Truthfully, a playoff berth taking shape would delight fans after watching three straight losing seasons for the first time since the drought of 1963-1972. There are reasons, of course, for the Broncos’ believing the worst is behind them. They finished 7-5 over their final 12 games, and yet the defense never reached its potential.
The 40 sacks, tied for 17th, and 17 takeaways, tied for 25th, represent only a slice of what this group can produce with more familiarity in coach Vic Fangio’s scheme.
“The nuances of a defense -- you don’t really understand those until the second season,” Harris said. “I feel like the second year is going to be an even better situation. That’s why I am so excited about it. Year two is always known for being better.”
It starts up front. The Broncos' defensive line widens eyes after a strong offseason, despite the loss of productive fan favorite Derek Wolfe. Denver not only retained Harris on a one-year deal, a surprised but welcomed development facilitated by a talk with Fangio, but acquired five-time Pro Bowler Casey and signed veteran Christian Covington. They join run stuffer Mike Purcell, promising second-year pro Dre’Mont Jones -- “It’s great to have an OG like Shelby back,” he said – Arkansas rookie McTelvin Agim and former second-round pick DeMarcus Walker.

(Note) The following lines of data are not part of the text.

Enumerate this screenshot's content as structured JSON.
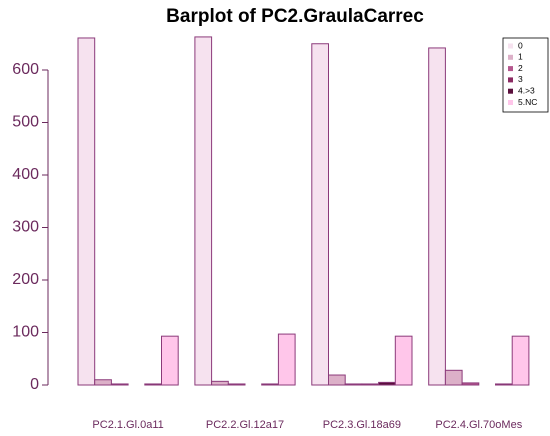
{
  "chart_data": {
    "type": "bar",
    "title": "Barplot of PC2.GraulaCarrec",
    "categories": [
      "PC2.1.Gl.0a11",
      "PC2.2.Gl.12a17",
      "PC2.3.Gl.18a69",
      "PC2.4.Gl.70oMes"
    ],
    "series": [
      {
        "name": "0",
        "color": "#f6e2ef",
        "values": [
          661,
          663,
          650,
          642
        ]
      },
      {
        "name": "1",
        "color": "#dcb0c8",
        "values": [
          10,
          7,
          19,
          28
        ]
      },
      {
        "name": "2",
        "color": "#b5578e",
        "values": [
          2,
          2,
          2,
          4
        ]
      },
      {
        "name": "3",
        "color": "#8b2a62",
        "values": [
          0,
          0,
          2,
          0
        ]
      },
      {
        "name": "4.>3",
        "color": "#5a0f3c",
        "values": [
          2,
          2,
          5,
          2
        ]
      },
      {
        "name": "5.NC",
        "color": "#ffc6ea",
        "values": [
          93,
          97,
          93,
          93
        ]
      }
    ],
    "ylim": [
      0,
      680
    ],
    "yticks": [
      0,
      100,
      200,
      300,
      400,
      500,
      600
    ],
    "legend": "top-right"
  }
}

“I think we can be a dominant force up front with everyone we have and the people we have in the back end. I definitely think it’s going to be a special group,” Harris said. “People are going to sleep on us, and not believe in what we can do. As long as we believe in each other, anything is possible.”

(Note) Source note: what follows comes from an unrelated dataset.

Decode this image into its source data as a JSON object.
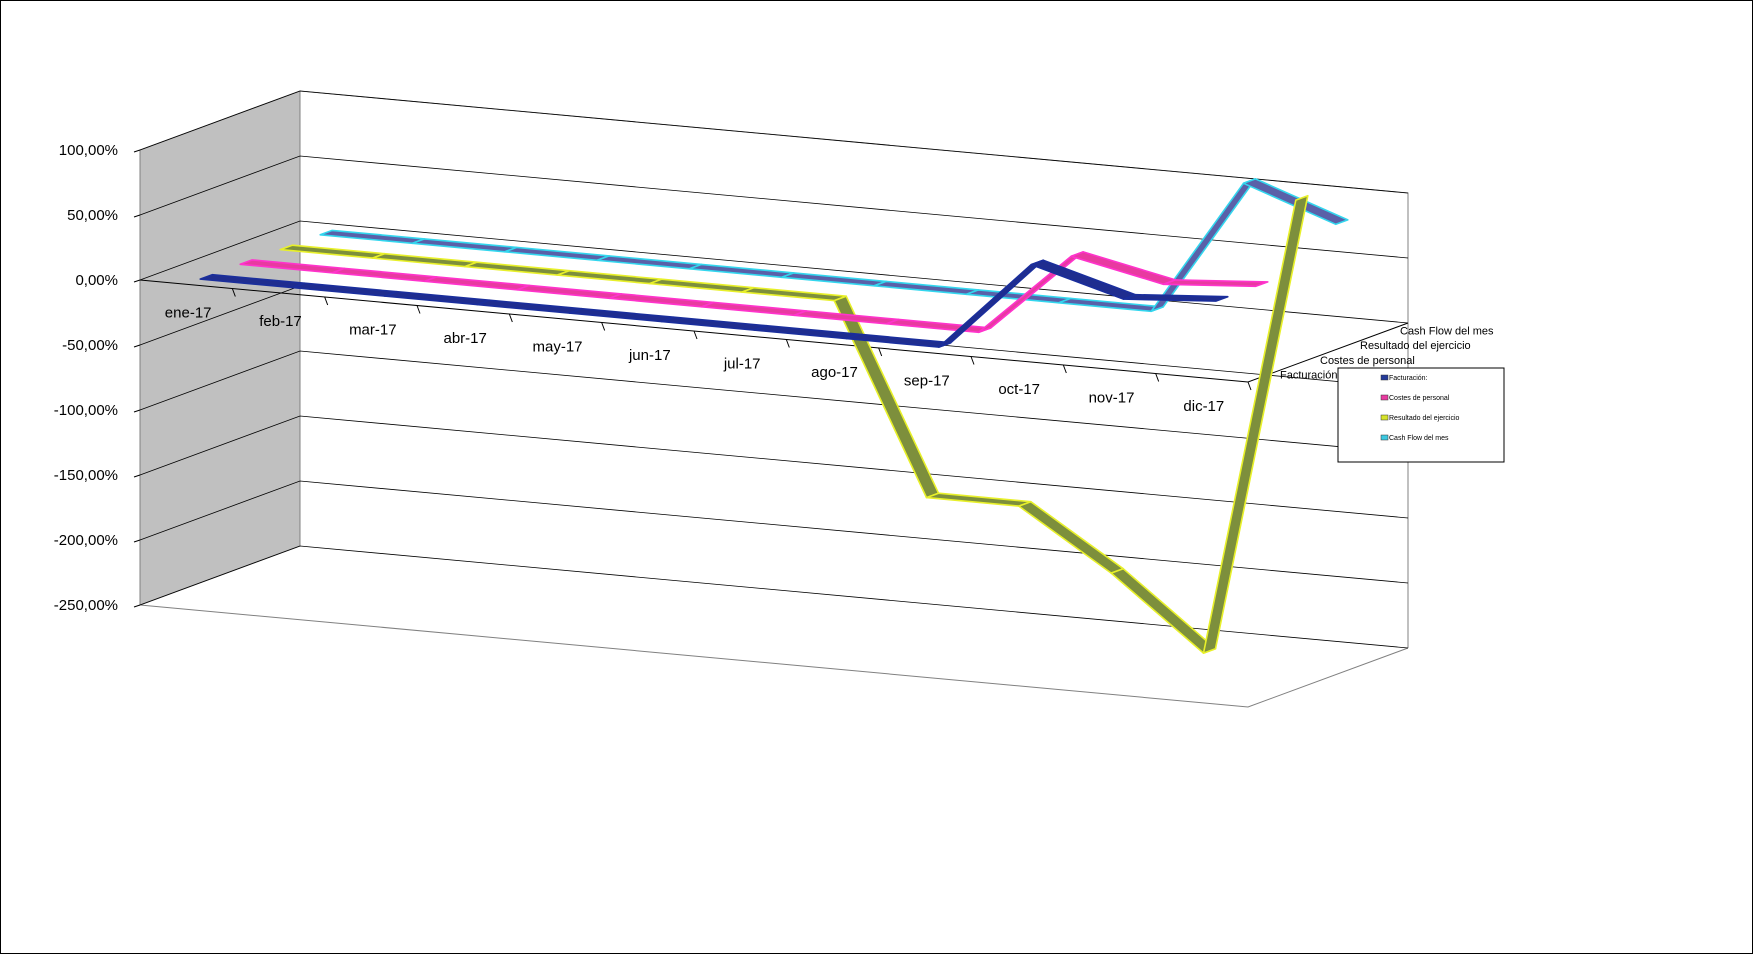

Harris remains confident he can improve after delivering six sacks and nine deflections last season, tops among NFL defensive lineman. His edge reflects that of this team. There is renewed optimism, and much of it centers on second-year quarterback Drew Lock and The Keys – his new collection of receivers.
“With Drew, I think it’s his confidence in himself. He has that confidence that he knows he’s going to go out there and ball. Honestly, when someone expects that out of themselves, you expect that out of him too,” Harris said. “And one thing I feel like we lacked were the downfield shots and the speed plays. Everybody always copies the winner of the Super Bowl. Look at the Rams. Look at the Chiefs. Everybody wants to be like the winners. I feel like we are taking steps to upgrade our offense, putting speed out there for everyone to watch. It’s going to be fun to see.”

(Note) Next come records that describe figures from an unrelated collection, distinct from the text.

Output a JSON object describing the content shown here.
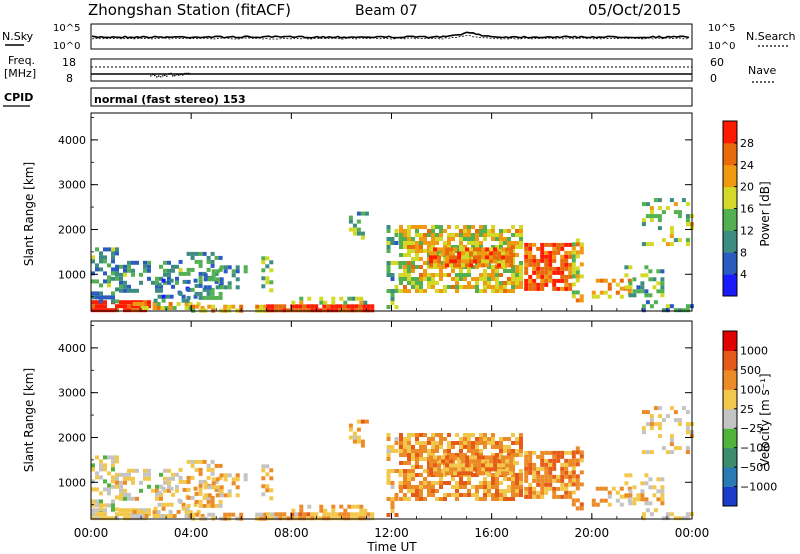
{
  "header": {
    "station": "Zhongshan Station (fitACF)",
    "beam": "Beam 07",
    "date": "05/Oct/2015"
  },
  "noise_panel": {
    "left_label": "N.Sky",
    "right_label": "N.Search",
    "left_ticks": [
      "10^5",
      "10^0"
    ],
    "right_ticks": [
      "10^5",
      "10^0"
    ]
  },
  "freq_panel": {
    "left_label_line1": "Freq.",
    "left_label_line2": "[MHz]",
    "right_label": "Nave",
    "left_ticks": [
      "18",
      "8"
    ],
    "right_ticks": [
      "60",
      "0"
    ]
  },
  "cpid": {
    "label": "CPID",
    "value": "normal (fast stereo) 153"
  },
  "x_axis": {
    "label": "Time UT",
    "ticks": [
      "00:00",
      "04:00",
      "08:00",
      "12:00",
      "16:00",
      "20:00",
      "00:00"
    ]
  },
  "chart_data": [
    {
      "type": "heatmap",
      "quantity": "power",
      "ylabel": "Slant Range [km]",
      "xlabel": "Time UT",
      "xlim": [
        0,
        24
      ],
      "ylim": [
        180,
        4600
      ],
      "yticks": [
        "1000",
        "2000",
        "3000",
        "4000"
      ],
      "colorbar": {
        "label": "Power [dB]",
        "ticks": [
          "4",
          "8",
          "12",
          "16",
          "20",
          "24",
          "28"
        ],
        "colors": [
          "#1a1aff",
          "#2a5cc0",
          "#3c8c82",
          "#52b050",
          "#d4d826",
          "#f09a12",
          "#e86a0a",
          "#ff1a00"
        ]
      }
    },
    {
      "type": "heatmap",
      "quantity": "velocity",
      "ylabel": "Slant Range [km]",
      "xlabel": "Time UT",
      "xlim": [
        0,
        24
      ],
      "ylim": [
        180,
        4600
      ],
      "yticks": [
        "1000",
        "2000",
        "3000",
        "4000"
      ],
      "colorbar": {
        "label": "Velocity [m s⁻¹]",
        "ticks": [
          "1000",
          "500",
          "100",
          "25",
          "−25",
          "−100",
          "−500",
          "−1000"
        ],
        "colors": [
          "#1a3cc8",
          "#2a7ab4",
          "#3c8c6e",
          "#50b43c",
          "#c4c4c4",
          "#f2c84c",
          "#ec8a28",
          "#e65a18",
          "#e00000"
        ]
      }
    }
  ]
}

The ability of the Broncos to move forward hinges on navigating an unusual offseason of virtual OTAs. It presents challenges, especially for young players who miss out on reps, but affords some advantages as well.
“The Zoom meetings are good. I like them. I would definitely be for keeping these online meetings (during OTAs). (Defensive line coach) Bill Kollar, for us, is doing a good job of integrating the rookies, and teaching the new guys the defense,” Harris said. “It’s good because it takes it only as fast as you need to go. We are not on a timeline where need to be at this part of the playbook.”
But does it prevent engagement? Do guys nod off?
“Bill Kollar would kill somebody if they are sleeping in our meeting,” Harris said with a laugh. “Nobody is sleeping. Our mute buttons are on because we are paying attention.”
As sports begin to slowly resume, Harris thinks about what football will look like this summer and fall. He remains hopeful, but makes it clear health is paramount.
“I just want to be safe. I want everyone to be safe. You want to start and not have to stop again. You want everything to be done the right way. I feel like the players’ safety should be No. 1,” Harris said. “I get it. Everybody is bored at home. There is nothing to watch. No sports on TV. But the players’ lives are important. And we need to make sure we are taking care of the players who are putting that product out there for the fans.”
Major League Baseball recently proposed a 67-page protocol for resuming. It was applauded, but not viewed as realistic. All team sports face uncertainty in how they will deal the ramifications of a positive test.
“(As athletes) we don’t want to take any tests away from the public. And my thing is like this, if you are in the public and you get around someone who has COVID-19, you and anyone who has been around that person is supposed to be quarantined for two weeks,” Harris said. “So, if you are on a team and one person has it, and one person is usually around the whole team, how is that going to work? Are you going to give us a different, separate rules to go by? And a lot of us have families, so I am not trying to bring anything home to my family and kids. It’s a difficult situation, so I just hope that everyone takes the right steps.”